Friday, January 30, 2015

Alice the Adjunct Says, "I Hate The Fucking Mascot Thing. Here's Something that Matters."

National Adjunct Walkout Day Planned

What would academe look like without adjuncts? That question could be answered, at least for a day, on the first-ever National Adjunct Walkout Day, planned for Feb. 25, 2015. The protest to highlight adjuncts’ relatively low wages and working conditions – despite the fact that they make up the majority of instructors – is gaining traction on social media, including on Facebook and on Twitter at #NAWD.

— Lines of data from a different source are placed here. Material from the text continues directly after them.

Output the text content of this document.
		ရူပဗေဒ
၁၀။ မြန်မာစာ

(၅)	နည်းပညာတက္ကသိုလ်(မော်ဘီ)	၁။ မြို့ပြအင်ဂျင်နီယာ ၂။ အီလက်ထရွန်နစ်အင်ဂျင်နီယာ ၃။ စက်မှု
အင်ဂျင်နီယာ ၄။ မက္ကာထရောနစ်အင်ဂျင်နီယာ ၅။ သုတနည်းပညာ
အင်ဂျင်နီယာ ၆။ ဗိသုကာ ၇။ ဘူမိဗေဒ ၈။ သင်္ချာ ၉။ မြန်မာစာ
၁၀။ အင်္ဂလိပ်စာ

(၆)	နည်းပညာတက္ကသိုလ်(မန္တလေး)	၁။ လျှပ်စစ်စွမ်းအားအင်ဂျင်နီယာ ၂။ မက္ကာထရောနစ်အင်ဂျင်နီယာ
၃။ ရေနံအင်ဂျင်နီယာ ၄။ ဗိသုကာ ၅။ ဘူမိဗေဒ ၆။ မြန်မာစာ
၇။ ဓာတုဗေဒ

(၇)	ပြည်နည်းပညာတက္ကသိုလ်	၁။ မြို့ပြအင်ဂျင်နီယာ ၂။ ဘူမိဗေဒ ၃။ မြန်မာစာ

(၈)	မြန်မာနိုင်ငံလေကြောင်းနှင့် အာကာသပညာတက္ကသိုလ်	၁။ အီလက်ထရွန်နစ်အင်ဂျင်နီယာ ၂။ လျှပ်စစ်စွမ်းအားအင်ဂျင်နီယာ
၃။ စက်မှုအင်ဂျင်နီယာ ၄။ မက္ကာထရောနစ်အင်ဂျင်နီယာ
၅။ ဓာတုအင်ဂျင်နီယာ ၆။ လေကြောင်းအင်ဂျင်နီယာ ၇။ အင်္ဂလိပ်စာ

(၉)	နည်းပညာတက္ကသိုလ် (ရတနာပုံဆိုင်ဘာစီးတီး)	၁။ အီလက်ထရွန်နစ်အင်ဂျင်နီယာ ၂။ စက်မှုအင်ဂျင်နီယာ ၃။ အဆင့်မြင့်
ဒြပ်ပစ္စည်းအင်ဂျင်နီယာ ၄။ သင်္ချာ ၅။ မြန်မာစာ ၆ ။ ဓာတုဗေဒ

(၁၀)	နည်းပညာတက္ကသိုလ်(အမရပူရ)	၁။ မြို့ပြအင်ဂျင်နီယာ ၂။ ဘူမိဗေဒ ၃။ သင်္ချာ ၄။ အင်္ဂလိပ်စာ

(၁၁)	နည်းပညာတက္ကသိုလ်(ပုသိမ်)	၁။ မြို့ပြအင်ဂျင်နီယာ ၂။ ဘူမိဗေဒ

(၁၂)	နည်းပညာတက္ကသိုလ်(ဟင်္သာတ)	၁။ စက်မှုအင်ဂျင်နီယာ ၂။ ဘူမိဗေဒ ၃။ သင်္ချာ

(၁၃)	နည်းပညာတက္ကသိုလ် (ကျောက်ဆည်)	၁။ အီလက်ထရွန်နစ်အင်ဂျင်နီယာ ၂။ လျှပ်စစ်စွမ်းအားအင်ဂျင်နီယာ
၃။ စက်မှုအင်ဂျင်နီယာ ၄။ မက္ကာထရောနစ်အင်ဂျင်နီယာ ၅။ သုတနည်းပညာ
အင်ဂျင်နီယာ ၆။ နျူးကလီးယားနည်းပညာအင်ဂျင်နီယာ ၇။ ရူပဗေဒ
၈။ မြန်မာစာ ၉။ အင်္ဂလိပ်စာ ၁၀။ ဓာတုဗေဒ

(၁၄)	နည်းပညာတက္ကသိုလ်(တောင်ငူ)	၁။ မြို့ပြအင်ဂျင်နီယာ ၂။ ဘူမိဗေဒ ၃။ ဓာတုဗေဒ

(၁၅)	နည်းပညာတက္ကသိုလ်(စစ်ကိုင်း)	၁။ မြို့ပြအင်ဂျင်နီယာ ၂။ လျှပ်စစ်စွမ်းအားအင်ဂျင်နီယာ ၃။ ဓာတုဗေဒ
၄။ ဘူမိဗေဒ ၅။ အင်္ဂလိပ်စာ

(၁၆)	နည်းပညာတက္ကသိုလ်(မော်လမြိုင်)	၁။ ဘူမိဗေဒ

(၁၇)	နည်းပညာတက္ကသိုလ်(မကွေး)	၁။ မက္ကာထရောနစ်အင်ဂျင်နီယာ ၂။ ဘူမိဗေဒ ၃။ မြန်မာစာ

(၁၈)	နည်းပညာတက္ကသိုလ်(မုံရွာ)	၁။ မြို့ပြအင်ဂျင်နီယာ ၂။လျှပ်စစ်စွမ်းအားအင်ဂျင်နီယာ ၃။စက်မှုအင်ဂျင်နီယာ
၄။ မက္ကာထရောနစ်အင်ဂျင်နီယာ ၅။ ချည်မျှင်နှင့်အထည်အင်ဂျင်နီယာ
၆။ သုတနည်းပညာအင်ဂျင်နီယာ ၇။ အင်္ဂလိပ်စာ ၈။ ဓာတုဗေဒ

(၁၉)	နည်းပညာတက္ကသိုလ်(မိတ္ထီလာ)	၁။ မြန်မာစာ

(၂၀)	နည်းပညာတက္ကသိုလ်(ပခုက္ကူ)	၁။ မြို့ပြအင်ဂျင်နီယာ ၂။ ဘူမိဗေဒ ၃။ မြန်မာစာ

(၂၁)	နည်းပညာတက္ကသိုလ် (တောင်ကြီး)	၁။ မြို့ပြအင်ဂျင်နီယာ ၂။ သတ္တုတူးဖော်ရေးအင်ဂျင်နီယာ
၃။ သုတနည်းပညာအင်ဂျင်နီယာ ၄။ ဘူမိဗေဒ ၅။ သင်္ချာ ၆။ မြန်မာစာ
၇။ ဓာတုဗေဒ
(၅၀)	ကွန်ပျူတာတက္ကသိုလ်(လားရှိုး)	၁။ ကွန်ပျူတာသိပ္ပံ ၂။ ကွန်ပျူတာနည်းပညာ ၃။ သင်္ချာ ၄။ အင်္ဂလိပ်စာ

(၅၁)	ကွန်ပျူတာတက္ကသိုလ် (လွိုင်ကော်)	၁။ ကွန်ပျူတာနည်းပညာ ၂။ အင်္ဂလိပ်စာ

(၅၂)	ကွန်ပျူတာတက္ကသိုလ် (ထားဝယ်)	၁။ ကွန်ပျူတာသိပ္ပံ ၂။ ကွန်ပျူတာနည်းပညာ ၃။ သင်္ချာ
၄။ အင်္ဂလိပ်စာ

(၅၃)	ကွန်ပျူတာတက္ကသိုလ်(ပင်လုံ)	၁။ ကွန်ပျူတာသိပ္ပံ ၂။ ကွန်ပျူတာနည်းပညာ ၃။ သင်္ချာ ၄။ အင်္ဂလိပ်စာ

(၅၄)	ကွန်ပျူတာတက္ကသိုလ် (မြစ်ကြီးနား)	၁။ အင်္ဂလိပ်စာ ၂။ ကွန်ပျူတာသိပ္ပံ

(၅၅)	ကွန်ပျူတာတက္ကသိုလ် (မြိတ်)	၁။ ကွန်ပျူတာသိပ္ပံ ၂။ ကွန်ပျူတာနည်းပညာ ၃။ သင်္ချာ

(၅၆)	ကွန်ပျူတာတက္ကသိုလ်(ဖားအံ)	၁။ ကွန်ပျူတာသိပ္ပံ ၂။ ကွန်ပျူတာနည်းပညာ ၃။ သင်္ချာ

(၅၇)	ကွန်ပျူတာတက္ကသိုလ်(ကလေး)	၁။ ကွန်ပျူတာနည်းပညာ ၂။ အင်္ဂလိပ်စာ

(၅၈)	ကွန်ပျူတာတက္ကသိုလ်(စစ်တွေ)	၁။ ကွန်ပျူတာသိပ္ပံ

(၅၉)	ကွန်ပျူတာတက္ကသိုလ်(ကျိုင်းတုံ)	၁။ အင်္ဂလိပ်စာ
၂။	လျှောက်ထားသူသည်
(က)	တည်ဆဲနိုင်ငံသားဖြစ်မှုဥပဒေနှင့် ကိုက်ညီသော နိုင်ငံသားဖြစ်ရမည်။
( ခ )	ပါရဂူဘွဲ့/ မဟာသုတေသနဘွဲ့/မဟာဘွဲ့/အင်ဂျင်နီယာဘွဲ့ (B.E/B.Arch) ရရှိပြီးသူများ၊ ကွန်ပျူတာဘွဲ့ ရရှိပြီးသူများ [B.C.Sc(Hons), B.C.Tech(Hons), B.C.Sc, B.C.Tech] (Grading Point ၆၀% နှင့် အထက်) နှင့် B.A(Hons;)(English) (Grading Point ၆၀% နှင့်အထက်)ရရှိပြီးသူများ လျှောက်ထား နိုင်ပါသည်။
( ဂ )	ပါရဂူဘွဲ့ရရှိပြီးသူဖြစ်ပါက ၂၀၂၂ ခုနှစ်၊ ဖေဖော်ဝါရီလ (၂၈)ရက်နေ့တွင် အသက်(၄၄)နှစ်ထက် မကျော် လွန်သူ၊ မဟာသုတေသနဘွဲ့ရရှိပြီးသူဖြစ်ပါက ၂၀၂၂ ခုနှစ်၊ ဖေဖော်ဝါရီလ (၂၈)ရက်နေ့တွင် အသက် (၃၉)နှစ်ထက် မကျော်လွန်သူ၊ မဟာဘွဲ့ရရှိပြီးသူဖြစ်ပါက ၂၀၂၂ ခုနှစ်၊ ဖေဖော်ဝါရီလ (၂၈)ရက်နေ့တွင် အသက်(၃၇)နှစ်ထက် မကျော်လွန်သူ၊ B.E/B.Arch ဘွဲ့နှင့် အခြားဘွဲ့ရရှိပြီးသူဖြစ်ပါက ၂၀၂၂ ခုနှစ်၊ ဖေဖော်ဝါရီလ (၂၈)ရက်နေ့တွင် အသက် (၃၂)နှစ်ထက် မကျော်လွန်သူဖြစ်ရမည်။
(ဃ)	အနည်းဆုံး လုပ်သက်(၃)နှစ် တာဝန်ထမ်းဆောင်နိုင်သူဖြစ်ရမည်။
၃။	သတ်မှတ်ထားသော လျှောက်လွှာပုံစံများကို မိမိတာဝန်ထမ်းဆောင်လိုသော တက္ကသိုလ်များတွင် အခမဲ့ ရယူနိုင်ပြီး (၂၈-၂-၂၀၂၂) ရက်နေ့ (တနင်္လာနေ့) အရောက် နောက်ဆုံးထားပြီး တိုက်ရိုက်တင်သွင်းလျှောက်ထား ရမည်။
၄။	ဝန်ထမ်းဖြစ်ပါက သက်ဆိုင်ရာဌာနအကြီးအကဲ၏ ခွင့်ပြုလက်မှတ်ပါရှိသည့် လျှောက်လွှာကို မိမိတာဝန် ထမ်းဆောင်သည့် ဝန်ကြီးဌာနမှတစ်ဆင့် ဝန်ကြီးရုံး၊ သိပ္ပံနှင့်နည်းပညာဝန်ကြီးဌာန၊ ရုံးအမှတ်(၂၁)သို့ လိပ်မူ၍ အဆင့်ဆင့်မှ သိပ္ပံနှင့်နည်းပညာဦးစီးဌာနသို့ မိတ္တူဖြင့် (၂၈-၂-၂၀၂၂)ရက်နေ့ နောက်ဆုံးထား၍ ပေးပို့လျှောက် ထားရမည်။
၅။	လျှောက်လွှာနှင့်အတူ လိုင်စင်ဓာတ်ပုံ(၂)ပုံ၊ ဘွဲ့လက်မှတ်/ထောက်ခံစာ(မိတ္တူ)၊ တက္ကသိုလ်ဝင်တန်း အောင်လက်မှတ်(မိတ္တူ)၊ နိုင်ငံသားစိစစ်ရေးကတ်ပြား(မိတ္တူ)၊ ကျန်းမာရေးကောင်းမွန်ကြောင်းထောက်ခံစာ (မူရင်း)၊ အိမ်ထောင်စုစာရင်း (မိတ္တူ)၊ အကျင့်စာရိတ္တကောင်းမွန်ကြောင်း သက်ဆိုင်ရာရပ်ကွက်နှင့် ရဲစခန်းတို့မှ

An adjunct instructor of writing at San Jose State University who did not yet want to be identified by name, citing concerns about her job security, proposed the idea last week. She said the response has been “enormous,” even in a short period of time, “because an action like this is long overdue.” The adjunct said the walkout day doesn’t have a central organizing committee, and that it will look different on different campuses. Groups might highlight the “educational or administrative issues impacting adjuncts within that particular campus, across the country, or [the] plights of individual adjuncts,” she said. But the central idea of the movement is that “no adjunct or campus must face these shared issues alone.”

From InsideHigherEd.

5 comments:

Beaker Ben said...

No committee meeting needed? You've got my support!

Snarky Writer said...

I'd be participating if I'd been picked up for any classes at all this semester. As it is, it's hard to walk out of a job you don't have.

Contingent Cassandra said...

This is a good (and probably overdue idea), though it's not clear exactly what form it's going to take (probably many different ones at many different institutions; the main thing, I think, is to make sure that, now that it's been announced, it doesn't just fizzle, proving just how unorganized and exhausted, and therefore powerless, contingent faculty are).

I've been following along, and trying to figure out what to do (and even/how full-time contingent faculty should be involved --- though really, I think all faculty should be involved, on general moral principles, and also as a matter of self-interest; we're pretty clearly at a "first, they came for the adjuncts" point when it comes to faculty power, or lack thereof).

For more info, there's a facebook page (https://www.facebook.com/pages/National-Adjunct-Walkout-Day/340019999501000 ) and a twitter feed (https://twitter.com/nationaladjunct ). And the latter has word of a podcast today: https://www.insidehighered.com/audio/2015/01/30/program-33-sticking-credit-hour-day-without-adjuncts-jan-30-2015 .

The other obvious opening for some sort of advocacy is the president's plan to make community college free. If that moves forward (perhaps unlikely in the current political climate), then we need to raise the question of who will be teaching those free-to-the-student classes. If grade 13-14 education is essential enough to the national wellbeing to provide it to all citizens, then it's worth paying people a living wage to provide it.

Ogre Proctor Hep said...

"If grade 13-14 education is essential enough to the national wellbeing to provide it to all citizens, then it's worth paying people a living wage to provide it."

If P then Q. I assert that P is true, therefore also Q. I trust that before this audience, I do not need to show my work.

I will float the idea of NAWD with my colleagues so as to build consensus and form an action plan. I think it's worth it, nay mandatory, for tenure-track (and especially the tenured) faculty to show solidarity in some definite way. It is in all of our best interest that anybody charged with educating our future leaders be paid and treated like the highly skilled professional that they are.

Ogre Proctor Hep said...

Under the circumstances, I think the administration should have to take the day off in your stead. Except that might actually make the machine run better.